El ser humano juega para sentirse fuera de este mundo, juega para ser de otro modo o para romper con sus propias ataduras y sus propias censuras para apartarse de la vida cotidiana. Lo que en la etapa infantil es la cotidianidad de las personas, en las etapas posteriores de la vida se convierte en una oportunidad de salirse de la realidad para entregarse completamente a su elección de jugar. Las finalidades de jugar tienen que ver con dos beneficios, lo hacemos para satisfacer una necesidad de relajamiento o para adquirir seguridad y elección de sí mismos, jugamos para asumir roles importantes y serios en la vida. Las personas jugamos en la cotidianidad para alejarnos de ella. Aún recuerdo el juego de sumar el número de registro de los tickets de bus para buscar la suma de 21 que se podía cambiar por un beso con la chica de la escuela, o la jerigonza que se inventaba en la escuela al agregarle las sílabas pa a todas las palabras. El juego va más allá de una pelota o de una cancha o de un juguete, está relacionado con los valores que asumimos y con las máscaras que nos imponemos para interactuar con los otros, el juego por lo tanto está relacionado con la cultura; un pueblo que no se ríe y que juega poco es un pueblo reprimido y con temor de asumirse como tal.

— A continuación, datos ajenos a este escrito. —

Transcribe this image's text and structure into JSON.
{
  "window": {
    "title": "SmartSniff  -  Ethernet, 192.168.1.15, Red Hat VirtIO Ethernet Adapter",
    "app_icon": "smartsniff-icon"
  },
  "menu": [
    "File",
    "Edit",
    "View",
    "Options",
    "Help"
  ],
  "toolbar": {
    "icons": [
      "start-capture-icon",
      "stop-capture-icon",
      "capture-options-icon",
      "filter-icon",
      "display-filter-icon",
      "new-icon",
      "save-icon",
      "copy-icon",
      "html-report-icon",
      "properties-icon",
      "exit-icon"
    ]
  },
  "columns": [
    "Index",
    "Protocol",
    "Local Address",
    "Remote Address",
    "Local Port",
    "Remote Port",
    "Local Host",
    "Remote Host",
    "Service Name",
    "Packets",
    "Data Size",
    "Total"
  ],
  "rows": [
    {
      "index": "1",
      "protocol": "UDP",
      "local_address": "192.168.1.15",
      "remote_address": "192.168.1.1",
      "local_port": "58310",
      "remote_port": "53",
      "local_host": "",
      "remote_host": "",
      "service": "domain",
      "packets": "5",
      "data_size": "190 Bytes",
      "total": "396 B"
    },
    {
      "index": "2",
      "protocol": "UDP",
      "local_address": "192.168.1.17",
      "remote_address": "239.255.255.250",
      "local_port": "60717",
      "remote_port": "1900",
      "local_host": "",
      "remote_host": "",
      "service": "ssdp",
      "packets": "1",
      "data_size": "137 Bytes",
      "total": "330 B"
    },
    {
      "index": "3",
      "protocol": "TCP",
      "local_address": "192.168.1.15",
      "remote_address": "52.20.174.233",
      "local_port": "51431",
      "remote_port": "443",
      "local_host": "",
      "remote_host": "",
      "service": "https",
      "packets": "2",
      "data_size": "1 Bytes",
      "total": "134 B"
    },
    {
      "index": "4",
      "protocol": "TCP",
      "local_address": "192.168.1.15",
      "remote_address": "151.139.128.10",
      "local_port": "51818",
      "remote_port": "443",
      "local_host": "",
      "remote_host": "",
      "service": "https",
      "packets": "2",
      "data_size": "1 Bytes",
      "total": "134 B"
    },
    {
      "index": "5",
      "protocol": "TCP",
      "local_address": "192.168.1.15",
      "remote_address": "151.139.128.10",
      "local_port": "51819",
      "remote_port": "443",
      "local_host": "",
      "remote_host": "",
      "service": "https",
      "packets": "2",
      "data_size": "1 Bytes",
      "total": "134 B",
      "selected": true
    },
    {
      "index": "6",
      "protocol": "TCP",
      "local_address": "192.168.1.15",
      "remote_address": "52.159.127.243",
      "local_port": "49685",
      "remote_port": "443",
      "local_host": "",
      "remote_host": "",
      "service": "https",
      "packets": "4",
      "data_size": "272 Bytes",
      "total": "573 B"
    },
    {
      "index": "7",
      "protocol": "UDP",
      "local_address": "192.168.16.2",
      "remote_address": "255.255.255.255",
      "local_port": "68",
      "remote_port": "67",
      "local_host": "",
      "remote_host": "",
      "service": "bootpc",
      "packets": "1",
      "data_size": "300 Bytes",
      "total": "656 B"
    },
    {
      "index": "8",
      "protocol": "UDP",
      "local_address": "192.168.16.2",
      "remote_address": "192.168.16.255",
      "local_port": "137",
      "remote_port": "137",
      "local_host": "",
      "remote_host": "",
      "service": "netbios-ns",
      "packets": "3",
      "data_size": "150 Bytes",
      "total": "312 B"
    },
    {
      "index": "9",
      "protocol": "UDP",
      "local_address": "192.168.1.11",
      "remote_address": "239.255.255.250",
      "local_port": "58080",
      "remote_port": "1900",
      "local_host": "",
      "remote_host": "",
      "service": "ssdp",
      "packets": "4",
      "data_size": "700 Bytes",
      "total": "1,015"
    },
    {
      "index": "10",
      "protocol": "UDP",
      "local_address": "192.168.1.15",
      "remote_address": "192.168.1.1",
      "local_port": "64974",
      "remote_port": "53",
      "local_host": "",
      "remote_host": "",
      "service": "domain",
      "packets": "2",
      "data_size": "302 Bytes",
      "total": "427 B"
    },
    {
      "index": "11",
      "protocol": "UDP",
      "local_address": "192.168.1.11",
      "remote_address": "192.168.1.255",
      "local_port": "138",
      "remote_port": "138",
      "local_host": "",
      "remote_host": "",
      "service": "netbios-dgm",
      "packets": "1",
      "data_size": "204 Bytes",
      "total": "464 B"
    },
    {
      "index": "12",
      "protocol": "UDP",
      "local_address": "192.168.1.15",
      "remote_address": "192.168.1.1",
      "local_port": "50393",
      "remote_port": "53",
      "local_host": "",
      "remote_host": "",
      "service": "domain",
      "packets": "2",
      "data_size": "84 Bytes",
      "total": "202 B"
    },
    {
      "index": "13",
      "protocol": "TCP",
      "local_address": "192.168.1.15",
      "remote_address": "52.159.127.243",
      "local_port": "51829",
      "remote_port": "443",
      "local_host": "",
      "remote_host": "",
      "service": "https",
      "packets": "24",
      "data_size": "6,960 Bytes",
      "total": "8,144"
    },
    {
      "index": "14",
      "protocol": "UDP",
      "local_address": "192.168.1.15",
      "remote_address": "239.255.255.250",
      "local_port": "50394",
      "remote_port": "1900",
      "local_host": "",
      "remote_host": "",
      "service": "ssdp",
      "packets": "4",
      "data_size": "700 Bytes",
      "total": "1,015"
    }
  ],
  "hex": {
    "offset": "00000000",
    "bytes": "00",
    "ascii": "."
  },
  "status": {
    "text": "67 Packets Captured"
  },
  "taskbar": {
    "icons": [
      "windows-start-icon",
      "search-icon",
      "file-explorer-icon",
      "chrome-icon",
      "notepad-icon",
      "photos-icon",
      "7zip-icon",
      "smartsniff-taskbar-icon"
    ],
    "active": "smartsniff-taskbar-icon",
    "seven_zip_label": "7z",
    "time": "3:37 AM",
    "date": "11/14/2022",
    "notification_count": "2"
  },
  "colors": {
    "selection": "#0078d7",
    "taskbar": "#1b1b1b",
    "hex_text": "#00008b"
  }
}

En este sentido, hay que decir que hay una pulsión de jugar con la que nacemos porque en la primera parte de la vida no hay barreras; aprendemos y reconocemos la realidad circundante a través del tacto y luego jugando. Esto es el impulso lúdico que poco a poco se va perdiendo y le va dando paso al convencionalismo, a las imposturas, a los valores que se tatúan en la familia y nos van moldeando una lógica de entender la realidad. Por esta razón en la naturaleza del juego está el poder que adquirimos al permitirnos imaginar otros mundos y otras formas de relacionamientos que nos permiten la transgresión de las normas, el rompimiento con el orden establecido, en el período de tiempo que jugamos. La noción del juego o de lo lúdico no es algo formal, es serio o alegre pero es un contrasentido jugar como resultado de una orden o mandato. En alguna ocasión escuché que una maestra le decía a sus alumnos «jueguen con orden»; también es ejemplo de este contrasentido las instrucciones de la madre o el padre a los hijos indicando ordenar los juguetes al terminar el acto de jugar.
Jugar se trata de recuperar el impulso inicial que ha sido sistemáticamente prohibido por la sociedad de consumo y el modelo de acumulación capitalista que se ha encargado de domesticar las mentes y enfocarlas en producir y consumir; jugar por tanto se trata de hacer altos que son espontáneos o que son planificados, para jugar y conocer nuestras limitaciones y alcances. En ese contexto, jugar también se trata de recuperar los lugares y las formas de jugar; los niños y los jóvenes ya no juegan en las calles, lo hacen en la seguridad que provee el condominio y la casa, peor aún se abstraen en la soledad de su celular o de su Factbook, asumiendo otras identidades para permitirse asumir otra identidad. Cada pueblo tiene su forma de jugar y de colectivizar el juego, en el caso guatemalteco hay muchos ejemplos de actos lúdicos tradicionales que se han ido extinguiendo ante el encantamiento tecnológico, lo que obliga a pensar la calidad de la interrelación social y la posibilidad de un hecho que está satanizado en la lógica capitalista, que nos ha programado para hacer, producir, trabajar sin parar y jamás descansar porque existe en la conciencia que recrearse es perder el tiempo. Al final el juego es un acto liberador y evacuador de tensión, pero ante todo es ocio que produce satisfacción de pensar el juego que todos jugamos, la vida.